11. September – auf den Tag genau 17 Jahre nach den Terroranschlägen in den USA kamen in Wiesbaden zum 6. BME-Forum „Risikomanagement“ rund 50 Teilnehmer zusammen. Alle waren sich einig: Bandbreite der Risiken und Gefährdungspotenziale nehmen weiter zu. Ein Fokus: Lieferanteninsolvenzen. Und: Es gibt nicht „die eine“ technische Lösung, die alle Einflussfaktoren abzudecken vermag.

Risikomanagement kostet Geld. Vor allem, wenn man sich über händisch-rudimentäre, fehleranfällige Excel-Sheets hinaus professionell aufstellt. Aber: Der Aufwand relativiert sich schnell angesichts drastischer wirtschaftlicher Auswirkungen von Schäden. Die Naturkatastrophe ist nur ein Beispiel. Der Alltag von Supply Chainern ist beständig von kleinen Katastrophen geprägt. Im Automotive-Sektor stehen mehrfach in der Woche die Bänder still trotz Automatisierung und Digitalisierung. Ein Hauptrisiko: Lieferanteninsolvenzen.

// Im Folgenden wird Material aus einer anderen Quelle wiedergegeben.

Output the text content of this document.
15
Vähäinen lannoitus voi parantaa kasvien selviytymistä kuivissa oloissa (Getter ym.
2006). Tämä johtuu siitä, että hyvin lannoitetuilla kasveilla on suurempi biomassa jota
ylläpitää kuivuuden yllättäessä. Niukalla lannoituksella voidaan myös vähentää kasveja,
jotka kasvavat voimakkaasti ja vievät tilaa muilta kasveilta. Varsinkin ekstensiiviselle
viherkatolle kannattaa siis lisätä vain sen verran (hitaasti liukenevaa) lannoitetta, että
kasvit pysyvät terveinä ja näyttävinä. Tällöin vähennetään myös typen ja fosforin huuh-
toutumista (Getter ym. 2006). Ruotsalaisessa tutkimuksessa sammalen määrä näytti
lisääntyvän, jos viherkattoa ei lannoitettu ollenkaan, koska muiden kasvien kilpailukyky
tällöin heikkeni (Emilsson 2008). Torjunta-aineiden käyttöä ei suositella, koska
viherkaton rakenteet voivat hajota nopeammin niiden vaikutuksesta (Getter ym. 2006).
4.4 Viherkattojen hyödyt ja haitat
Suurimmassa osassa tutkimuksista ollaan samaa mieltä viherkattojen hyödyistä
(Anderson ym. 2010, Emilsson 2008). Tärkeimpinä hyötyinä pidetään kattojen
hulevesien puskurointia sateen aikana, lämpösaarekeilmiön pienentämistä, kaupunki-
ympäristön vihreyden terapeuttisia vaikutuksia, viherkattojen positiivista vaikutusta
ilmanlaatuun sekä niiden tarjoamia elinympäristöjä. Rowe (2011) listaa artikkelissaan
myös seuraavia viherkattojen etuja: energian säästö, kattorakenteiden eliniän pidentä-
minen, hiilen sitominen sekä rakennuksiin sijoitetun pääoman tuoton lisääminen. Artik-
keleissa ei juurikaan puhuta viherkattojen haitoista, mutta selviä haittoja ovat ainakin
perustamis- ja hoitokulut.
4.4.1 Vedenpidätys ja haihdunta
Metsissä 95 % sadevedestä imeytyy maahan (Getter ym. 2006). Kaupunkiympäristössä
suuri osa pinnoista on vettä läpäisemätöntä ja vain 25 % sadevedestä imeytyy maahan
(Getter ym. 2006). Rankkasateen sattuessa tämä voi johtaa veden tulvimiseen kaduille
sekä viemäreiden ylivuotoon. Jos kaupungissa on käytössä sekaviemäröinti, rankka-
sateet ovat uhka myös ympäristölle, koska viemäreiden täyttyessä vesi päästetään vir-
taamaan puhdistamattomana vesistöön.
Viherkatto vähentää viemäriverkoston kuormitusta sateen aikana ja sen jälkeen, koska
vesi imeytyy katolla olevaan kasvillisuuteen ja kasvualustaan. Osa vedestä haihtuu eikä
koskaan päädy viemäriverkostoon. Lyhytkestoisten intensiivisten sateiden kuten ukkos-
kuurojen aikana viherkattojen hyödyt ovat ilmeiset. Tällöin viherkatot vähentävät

Schmiert ein wichtiger Supplier plötzlich ab, kann das zur Unterbrechung der Lieferkette zum Kunden führen. Was das kostet, lässt sich berechnen. Auswirkungen auf Umsatz, Deckungsbeitrag, Image: Einkäufer und Supply Chainer müssen alle erdenklichen internen und externen Szenarien frühzeitig erkennen und bewerten. Bei BMW sind zehn Experten im Risiko- und Krisenmanagement bestrebt, die gesamte Risk-Palette im Auge und Auswirkungen in Grenzen zu halten. Gut 50 Lieferanteninsolvenzen verzeichnet man hier im Jahr, die meisten sind nicht vorstandsrelevant. Ein kleiner Mittelständler hingegen ist von Einschlägen, etwa Lieferantenausfall, schnell massiv betroffen. Relevanz und Brisanz sind auch angesichts zunehmender Regularien hoch. Dennoch sind viele Unternehmenschefs allzu nachlässig.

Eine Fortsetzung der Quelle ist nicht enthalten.